他笑了笑,没有丝毫被冒犯的样子,反而很自然地说:
“每一位在宁芙城徘徊的人,或许都需要一点宁芙花的祝福。它不能解决所有烦恼,但至少能让呼吸变得顺畅一些。”
这是碰上销冠了吗。
我打量着他。
年纪看起来不大,二十出头的样子,身上魔力波动平和,就是个普通的低阶自然法师。
可这谈吐气质,又不太像街头寻常卖花的花匠。
“阁下似乎心绪不宁?”
他微笑着看我,语气自然。
我干笑一声,随口敷衍:“啊,没什么,就是随便逛逛,思考一下人生。”
比如思考一下怎么在见家长的时候打一个尴尬而不失礼貌的招呼。
他没有不急着走,很自然地与我并肩走在街上,我们就像是偶遇的老友。
“宁芙城是个好地方,”他望着街道上逐渐恢复的生机,“每一次灾难过后,它总能重新站起来,就像这些宁芙花,根扎在大地里,风霜过后,依旧会开。”

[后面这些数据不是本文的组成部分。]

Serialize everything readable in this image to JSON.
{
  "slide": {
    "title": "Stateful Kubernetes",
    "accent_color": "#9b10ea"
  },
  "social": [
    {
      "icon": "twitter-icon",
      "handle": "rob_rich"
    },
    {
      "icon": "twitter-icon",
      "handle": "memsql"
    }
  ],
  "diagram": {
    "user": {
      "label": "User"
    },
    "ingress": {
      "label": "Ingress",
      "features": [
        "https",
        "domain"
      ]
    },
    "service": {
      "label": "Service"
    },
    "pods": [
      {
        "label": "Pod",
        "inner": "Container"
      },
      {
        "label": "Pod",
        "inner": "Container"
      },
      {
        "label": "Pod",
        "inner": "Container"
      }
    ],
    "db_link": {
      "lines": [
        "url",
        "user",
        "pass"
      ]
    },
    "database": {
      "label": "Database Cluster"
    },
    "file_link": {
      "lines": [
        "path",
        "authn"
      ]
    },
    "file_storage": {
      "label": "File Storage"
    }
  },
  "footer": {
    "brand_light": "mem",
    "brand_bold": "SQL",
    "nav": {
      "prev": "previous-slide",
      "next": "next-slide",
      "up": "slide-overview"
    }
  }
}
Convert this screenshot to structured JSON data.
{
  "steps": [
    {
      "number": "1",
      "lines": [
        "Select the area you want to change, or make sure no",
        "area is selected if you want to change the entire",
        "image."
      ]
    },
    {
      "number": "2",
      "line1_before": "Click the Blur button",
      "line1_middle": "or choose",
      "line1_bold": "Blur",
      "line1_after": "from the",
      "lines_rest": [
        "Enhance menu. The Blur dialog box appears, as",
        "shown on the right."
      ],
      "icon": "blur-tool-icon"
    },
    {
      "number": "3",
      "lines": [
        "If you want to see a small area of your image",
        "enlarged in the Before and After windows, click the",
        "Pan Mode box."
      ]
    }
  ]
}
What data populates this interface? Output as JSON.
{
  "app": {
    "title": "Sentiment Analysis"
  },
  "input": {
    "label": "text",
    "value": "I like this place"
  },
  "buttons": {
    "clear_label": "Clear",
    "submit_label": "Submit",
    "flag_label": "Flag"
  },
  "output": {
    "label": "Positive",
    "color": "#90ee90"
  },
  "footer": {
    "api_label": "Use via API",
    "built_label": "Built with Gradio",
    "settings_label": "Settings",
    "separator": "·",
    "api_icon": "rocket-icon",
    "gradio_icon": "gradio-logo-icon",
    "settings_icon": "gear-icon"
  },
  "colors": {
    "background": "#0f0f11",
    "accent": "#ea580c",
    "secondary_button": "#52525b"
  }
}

我仔细瞅了他两眼,这哥们说话怎么一股子吟游诗人味儿?
“你看起来年纪不大,感慨倒挺老成。”
年轻法师拂过怀中的花瓣:
“或许是因为和花待久了,也沾了点它们的脾气。”
他转头看我,目光澄澈:
“你身上有不属于这片土地的味道。但你站在这里,站在重建的宁芙城中,本身就很能说明问题了。”
我心头微动,这家伙不简单。
但看他那张嫩得能掐出水的脸,我又把“你是不是什么隐藏大佬”的疑问咽了回去。
实在是太年轻了,我见过的支柱里面,也就七色岚的颜值比较突出一些。
“说明什么问题?”我故意反问,“说明我运气不好,总是卷入麻烦?”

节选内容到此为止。